Robbe Devreese (Ghent / BE), Alireza Nameni (Ghent / BE), Arthur Declerq (Ghent / BE), Alexander Kensert (Ghent / BE), Ralf Gabriels (Ghent / BE), Sven Degroeve (Ghent / BE), Lennart Martens (Ghent / BE), Robbin Bouwmeester (Ghent / BE)
Instruments capable of measuring the ion mobility of peptides are now often part of the standard proteomics workflows. This opens up opportunities for the incorporation of ion mobility information in the peptide identification pipeline. As a result, there has recently been substantial progress in the development of collisional cross-section (CCS) prediction models. However, most of these recently developed CCS predictors struggle to accurately predict CCS for peptidoforms with modifications. This is especially problematic for increasingly popular open searches that must deal with extreme peptide identification ambiguity.
Additionally, existing CCS prediction models overlook peptide ions that can adopt multiple conformations in the gas phase, since these are typically trained on only the most abundant conformer within a given dataset. However, this obviously removes valuable knowledge and creates a potential bias towards the most frequently occurring conformers.
Addressing these limitations, we present IM2Deep, a deep learning-based CCS predictor capable of handling both peptides with any modification, as well as peptide ions exhibiting multiple conformations.
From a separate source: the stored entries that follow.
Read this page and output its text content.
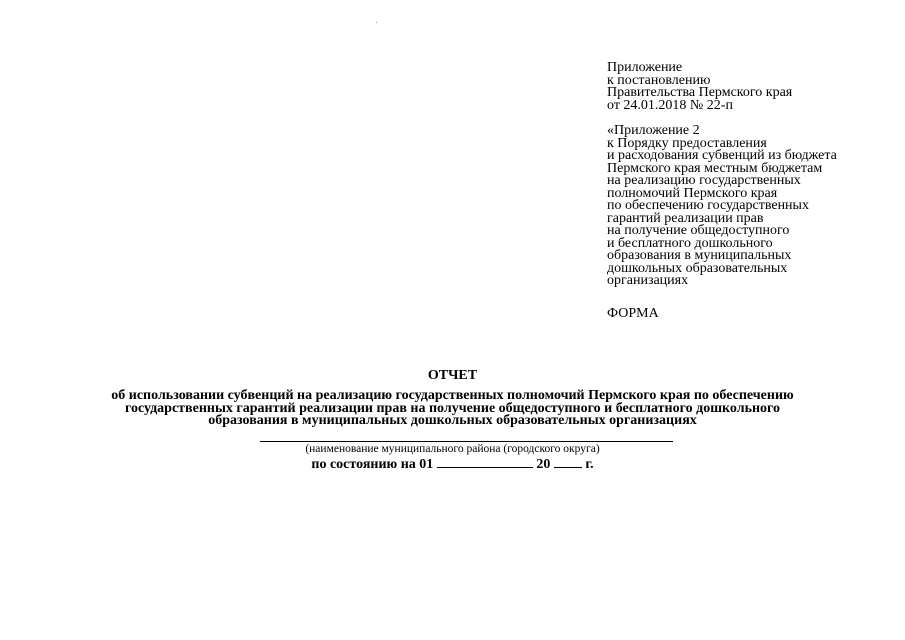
Приложение
к постановлению
Правительства Пермского края
от 24.01.2018 № 22-п
«Приложение 2
к Порядку предоставления
и расходования субвенций из бюджета
Пермского края местным бюджетам
на реализацию государственных
полномочий Пермского края
по обеспечению государственных
гарантий реализации прав
на получение общедоступного
и бесплатного дошкольного
образования в муниципальных
дошкольных образовательных
организациях
ФОРМА
ОТЧЕТ
об использовании субвенций на реализацию государственных полномочий Пермского края по обеспечению
государственных гарантий реализации прав на получение общедоступного и бесплатного дошкольного
образования в муниципальных дошкольных образовательных организациях
(наименование муниципального района (городского округа)
по состоянию на 01	20	г.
IM2Deep uses the same principles as DeepLC, a retention time predictor, by encoding peptidoforms on the atomic composition level. This enables accurate CCS prediction for peptides with modifications unseen during training. To allow multi-output prediction for multiconformational peptide ions, we adapted IM2Deep"s architecture to support multi-output predictions, applying transfer learning to refine predictions on a dataset enriched with multiconformational peptide ions. Our results demonstrate that IM2Deep not only predicts CCS for multiple conformations with high accuracy but also improves the baseline performance for single-conformational peptide ions.
Furthermore, we explore the application of graph neural networks (GNNs) in predicting CCS for peptide ions. GNNs leverage the full structural information of molecular graphs, making them particularly suited for CCS prediction, which is closely tied to the ion's structural configuration. By computing saliency maps from these trained networks, we can better understand the significance of specific molecular sub-structures in CCS prediction, enhancing interpretability of our predictions.